Набрав из манерки (походная фляга, в которой сохраняют воду) полный рот воды, Васейка брызнул ей в лицо командиру. Потом осмотрел его со всех сторон, нет, крови нигде не видно, должно, задохся только. Такие случаи бывали. Говорят, как летит «чемодан», он весь воздух за собой тащит, а тут еще свалило командира лицом к земле. «Обморок», — решил Васейка и начал придумывать, как бы ему управиться. На плечи не возьмешь, силы не хватит и на десять шагов — тучный он, командир-то. Да и не оставить же среди чиста поля — пожалуй, пока оповестишь своих, уж и нельзя будет к этому месту воротиться. Думал-думал Васейка; снял с себя шинелишку, перевалил на нее недвижное тело, рукава шинели поддел под руки и завязал их туго-натуго. Так устроив санки, впрягся в них Васейка и, натужась, как добрый конь под тяжелой кладью, упираясь ногами в неровную почву, медленно потащился к соседнему лесу. И устал же Васейка! Три раза садился расправлять одеревеневшие плечи. Пот заливал его, как весенний дождь, до нитки, но через час он был уже у первых деревьев. Изумленными взглядами встретили его солдатики.

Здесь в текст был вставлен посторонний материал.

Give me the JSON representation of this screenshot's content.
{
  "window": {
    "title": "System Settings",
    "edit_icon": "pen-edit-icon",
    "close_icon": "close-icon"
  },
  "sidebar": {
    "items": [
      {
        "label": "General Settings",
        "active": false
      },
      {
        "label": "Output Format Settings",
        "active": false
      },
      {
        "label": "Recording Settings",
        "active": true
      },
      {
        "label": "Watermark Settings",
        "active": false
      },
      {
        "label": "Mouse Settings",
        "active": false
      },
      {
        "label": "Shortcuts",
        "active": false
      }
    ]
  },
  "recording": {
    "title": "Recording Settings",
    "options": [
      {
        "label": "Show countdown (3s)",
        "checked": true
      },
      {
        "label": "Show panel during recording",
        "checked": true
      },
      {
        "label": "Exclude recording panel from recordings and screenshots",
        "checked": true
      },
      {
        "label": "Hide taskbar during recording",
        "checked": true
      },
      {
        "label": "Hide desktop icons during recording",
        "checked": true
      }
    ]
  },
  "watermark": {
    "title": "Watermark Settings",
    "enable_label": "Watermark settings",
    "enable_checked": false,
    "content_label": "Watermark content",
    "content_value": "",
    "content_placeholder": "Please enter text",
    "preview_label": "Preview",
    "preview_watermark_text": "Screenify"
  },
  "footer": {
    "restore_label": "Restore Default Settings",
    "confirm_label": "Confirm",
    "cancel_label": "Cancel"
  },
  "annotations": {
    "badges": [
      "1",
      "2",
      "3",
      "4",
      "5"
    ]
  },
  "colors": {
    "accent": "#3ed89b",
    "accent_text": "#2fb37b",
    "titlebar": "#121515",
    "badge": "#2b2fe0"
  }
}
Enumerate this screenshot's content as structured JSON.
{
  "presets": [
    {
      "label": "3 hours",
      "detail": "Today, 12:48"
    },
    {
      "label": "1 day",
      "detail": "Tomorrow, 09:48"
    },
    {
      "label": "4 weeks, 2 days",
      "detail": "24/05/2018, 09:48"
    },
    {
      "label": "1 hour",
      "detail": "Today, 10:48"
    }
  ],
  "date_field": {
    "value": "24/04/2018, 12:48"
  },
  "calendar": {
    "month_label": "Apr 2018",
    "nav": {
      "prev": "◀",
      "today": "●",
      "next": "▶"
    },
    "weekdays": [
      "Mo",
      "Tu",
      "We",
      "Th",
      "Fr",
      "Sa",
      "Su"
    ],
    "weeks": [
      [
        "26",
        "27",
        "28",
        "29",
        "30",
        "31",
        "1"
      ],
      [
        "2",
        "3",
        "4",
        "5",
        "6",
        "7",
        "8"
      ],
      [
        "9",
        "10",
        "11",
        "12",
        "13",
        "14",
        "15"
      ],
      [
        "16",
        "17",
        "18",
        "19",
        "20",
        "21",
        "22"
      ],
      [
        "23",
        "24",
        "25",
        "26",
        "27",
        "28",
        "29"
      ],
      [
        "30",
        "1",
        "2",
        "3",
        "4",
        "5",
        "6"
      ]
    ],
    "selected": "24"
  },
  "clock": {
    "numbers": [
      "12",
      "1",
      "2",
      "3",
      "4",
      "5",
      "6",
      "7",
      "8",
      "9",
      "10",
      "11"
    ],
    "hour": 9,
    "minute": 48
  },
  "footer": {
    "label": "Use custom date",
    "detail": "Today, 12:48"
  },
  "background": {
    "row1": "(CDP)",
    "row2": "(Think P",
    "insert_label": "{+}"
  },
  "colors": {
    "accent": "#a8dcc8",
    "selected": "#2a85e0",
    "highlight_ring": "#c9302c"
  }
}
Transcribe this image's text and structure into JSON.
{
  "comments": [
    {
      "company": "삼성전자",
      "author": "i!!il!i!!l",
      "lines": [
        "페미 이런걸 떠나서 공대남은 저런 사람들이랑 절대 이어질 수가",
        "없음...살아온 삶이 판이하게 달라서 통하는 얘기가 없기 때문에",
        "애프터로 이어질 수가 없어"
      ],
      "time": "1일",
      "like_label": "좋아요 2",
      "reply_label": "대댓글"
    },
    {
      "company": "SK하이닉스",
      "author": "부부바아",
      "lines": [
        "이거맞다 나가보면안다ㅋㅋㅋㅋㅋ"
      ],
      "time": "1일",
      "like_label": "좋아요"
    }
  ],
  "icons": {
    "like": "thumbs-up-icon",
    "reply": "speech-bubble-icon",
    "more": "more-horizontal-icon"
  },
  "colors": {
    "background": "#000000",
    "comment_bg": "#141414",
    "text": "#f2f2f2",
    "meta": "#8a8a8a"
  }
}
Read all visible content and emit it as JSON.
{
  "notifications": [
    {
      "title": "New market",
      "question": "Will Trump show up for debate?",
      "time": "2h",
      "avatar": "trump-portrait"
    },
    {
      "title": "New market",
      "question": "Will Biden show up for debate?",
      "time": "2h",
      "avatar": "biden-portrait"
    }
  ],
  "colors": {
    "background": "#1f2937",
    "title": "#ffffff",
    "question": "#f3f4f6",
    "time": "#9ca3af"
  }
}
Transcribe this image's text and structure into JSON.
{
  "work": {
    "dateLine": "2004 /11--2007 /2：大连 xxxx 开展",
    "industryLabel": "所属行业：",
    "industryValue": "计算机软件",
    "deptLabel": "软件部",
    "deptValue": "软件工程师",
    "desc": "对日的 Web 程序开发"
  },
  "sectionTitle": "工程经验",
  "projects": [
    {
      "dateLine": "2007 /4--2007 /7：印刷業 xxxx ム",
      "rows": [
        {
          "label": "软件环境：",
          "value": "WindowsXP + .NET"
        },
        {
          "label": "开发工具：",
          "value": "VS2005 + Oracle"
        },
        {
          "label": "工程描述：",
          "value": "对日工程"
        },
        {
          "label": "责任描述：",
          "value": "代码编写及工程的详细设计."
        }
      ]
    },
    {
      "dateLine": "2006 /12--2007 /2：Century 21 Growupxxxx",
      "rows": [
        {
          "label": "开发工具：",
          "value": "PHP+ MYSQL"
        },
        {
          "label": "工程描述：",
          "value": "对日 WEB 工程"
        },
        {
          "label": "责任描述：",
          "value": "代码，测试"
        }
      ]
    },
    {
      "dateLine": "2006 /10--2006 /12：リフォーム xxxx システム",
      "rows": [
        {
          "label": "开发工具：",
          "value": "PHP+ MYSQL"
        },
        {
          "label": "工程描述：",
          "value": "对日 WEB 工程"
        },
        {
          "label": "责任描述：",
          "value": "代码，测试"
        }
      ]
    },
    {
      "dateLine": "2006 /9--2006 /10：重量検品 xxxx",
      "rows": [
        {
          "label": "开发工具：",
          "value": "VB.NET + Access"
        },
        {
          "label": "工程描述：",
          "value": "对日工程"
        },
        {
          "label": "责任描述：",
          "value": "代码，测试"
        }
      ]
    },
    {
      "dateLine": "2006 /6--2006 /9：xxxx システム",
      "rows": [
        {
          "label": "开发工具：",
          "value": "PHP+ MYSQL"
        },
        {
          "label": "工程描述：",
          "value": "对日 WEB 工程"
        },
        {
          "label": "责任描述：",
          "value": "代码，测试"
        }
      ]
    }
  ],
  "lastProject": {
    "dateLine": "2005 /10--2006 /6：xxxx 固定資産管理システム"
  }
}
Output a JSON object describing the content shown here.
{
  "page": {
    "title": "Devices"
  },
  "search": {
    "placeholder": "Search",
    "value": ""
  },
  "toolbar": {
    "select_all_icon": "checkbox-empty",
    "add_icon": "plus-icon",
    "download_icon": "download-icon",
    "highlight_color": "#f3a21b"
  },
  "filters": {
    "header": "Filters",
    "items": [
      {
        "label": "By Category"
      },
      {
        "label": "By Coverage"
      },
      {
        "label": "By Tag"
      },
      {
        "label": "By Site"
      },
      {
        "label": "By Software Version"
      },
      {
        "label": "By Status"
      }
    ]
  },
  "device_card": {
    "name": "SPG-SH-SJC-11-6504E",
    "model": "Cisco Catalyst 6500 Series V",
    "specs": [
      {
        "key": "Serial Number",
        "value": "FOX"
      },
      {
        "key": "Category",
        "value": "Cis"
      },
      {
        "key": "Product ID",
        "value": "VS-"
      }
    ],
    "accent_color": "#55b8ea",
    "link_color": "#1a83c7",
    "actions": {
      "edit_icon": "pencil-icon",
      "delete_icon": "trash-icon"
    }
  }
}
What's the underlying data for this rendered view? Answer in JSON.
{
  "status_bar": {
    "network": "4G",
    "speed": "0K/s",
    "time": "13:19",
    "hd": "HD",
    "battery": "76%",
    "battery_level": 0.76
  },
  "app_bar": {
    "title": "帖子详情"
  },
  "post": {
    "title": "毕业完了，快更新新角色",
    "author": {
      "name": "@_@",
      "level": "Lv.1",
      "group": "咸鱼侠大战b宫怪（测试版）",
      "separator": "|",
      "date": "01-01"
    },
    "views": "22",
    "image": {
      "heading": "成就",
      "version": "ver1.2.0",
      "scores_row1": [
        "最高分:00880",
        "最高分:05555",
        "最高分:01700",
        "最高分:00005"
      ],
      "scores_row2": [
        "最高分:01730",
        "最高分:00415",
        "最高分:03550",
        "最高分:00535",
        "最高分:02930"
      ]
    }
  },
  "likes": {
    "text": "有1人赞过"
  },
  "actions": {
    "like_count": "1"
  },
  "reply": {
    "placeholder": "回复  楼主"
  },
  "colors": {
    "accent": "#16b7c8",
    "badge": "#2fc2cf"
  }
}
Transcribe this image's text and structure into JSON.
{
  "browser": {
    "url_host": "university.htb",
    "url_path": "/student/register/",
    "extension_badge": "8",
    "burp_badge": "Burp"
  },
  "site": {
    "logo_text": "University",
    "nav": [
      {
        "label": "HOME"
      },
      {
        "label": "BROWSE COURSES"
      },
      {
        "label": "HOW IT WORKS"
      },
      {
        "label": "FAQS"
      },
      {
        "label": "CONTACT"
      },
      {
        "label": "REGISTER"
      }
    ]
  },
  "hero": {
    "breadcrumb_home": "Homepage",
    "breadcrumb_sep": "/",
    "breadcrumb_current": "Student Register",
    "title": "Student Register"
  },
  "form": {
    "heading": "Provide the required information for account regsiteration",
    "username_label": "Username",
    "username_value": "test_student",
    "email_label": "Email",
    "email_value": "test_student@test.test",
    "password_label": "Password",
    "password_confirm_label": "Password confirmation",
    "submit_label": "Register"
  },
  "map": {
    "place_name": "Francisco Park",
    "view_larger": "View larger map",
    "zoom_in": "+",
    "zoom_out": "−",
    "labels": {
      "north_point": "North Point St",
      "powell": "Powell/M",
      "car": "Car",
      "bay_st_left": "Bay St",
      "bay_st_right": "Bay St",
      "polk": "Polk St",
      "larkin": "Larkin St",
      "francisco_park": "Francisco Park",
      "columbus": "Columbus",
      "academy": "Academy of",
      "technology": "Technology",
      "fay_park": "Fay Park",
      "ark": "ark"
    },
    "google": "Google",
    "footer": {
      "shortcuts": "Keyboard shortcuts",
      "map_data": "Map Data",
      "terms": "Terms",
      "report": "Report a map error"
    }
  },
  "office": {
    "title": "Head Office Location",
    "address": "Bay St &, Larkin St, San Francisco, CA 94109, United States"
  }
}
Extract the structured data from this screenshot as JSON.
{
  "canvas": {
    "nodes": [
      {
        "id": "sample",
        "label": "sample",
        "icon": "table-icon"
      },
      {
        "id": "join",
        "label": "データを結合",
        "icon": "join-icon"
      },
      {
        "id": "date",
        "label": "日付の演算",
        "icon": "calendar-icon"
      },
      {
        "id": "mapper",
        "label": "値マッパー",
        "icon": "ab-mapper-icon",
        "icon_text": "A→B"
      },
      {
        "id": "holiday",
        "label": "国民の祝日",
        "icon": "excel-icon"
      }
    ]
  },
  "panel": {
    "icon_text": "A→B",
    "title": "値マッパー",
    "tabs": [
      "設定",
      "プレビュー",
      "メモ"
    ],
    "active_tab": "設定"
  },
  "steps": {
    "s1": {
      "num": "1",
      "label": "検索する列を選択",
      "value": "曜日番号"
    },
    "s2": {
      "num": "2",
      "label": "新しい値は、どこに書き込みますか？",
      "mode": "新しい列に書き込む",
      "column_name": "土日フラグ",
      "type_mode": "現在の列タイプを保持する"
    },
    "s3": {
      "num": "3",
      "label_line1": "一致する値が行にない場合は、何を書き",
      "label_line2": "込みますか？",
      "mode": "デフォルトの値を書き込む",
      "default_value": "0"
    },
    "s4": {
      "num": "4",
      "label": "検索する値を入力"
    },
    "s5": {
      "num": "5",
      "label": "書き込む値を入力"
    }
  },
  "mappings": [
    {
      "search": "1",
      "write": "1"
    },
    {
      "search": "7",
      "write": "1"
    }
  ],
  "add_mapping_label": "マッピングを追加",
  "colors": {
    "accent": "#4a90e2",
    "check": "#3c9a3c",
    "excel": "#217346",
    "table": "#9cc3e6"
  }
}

— Васейка, бесов сын, ты чего это притащил? — раздались взволнованные голоса вокруг него.
— Ко-ко-мандира! — едва переводя дух, промолвил Васейка и тут же свалился от усталости.
Так началась для Васейки военная служба, после которой никто уже не гнал его из рядов. Наоборот, все с любовью гладили «героя» по стриженой головке и с уважением говорили:
— Он малец задачный, шутка ли, из какого огня цел вышел да еще и командира на себе привез!
Тогда же, вместе со всеобщим уважением, получил Васейка сапоги, шинель, легкую винтовку и стал называться не иначе, как «рядовой Васейка» или «Василий Игнатьевич».
Тихо спят заснеженные сады деревни Сугровы. Далеко она заброшена среди снегов да полей, и не долетает до нее гром пушечных раскатов. Старуха Цветьиха встала сегодня с петухами, скоро праздники, нужно обойти по дворам, собрать с каждой избы муку на просфоры да, кстати, зайти к старосте, узнать, что про войну пишут. Вот ковыляет она по серебряной от инея улице, а ей навстречу — сам староста.
— Здорово, тетка Цветьиха!
— Здоров будь, батюшка.
— А я к тебе с весточкой с доброю, да еще с какою!
— Что ты, что ты, родимый! И не говори, с той поры, как ушло мое дитятко, ничего я добра не жду. Ведь мне его мать завещала умираючи — видно, чуяло сердце материнское, каково ему после смерти ее придется. А я, дура старая, не усмотрела! Вот теперь и хожу глаз не утираючи!
И старуха стала всхлипывать, опустив голову.
— Да ведь вот скажи что, тетка Цветьиха! — молвил староста, посмеиваясь в бороду. — Гляди, откуда беды ждешь, ан беда-то на веселье оборотится! Слушай-ка сюда, что здесь написано про Василия, рядового-разведчика. Чай, знаком он тебе?
— Про Васейку? — встрепенулась старуха. — Да не дуришь ли ты меня, отец мой? Голова-то у меня старая, посмеяться над ней — греха на душу взять!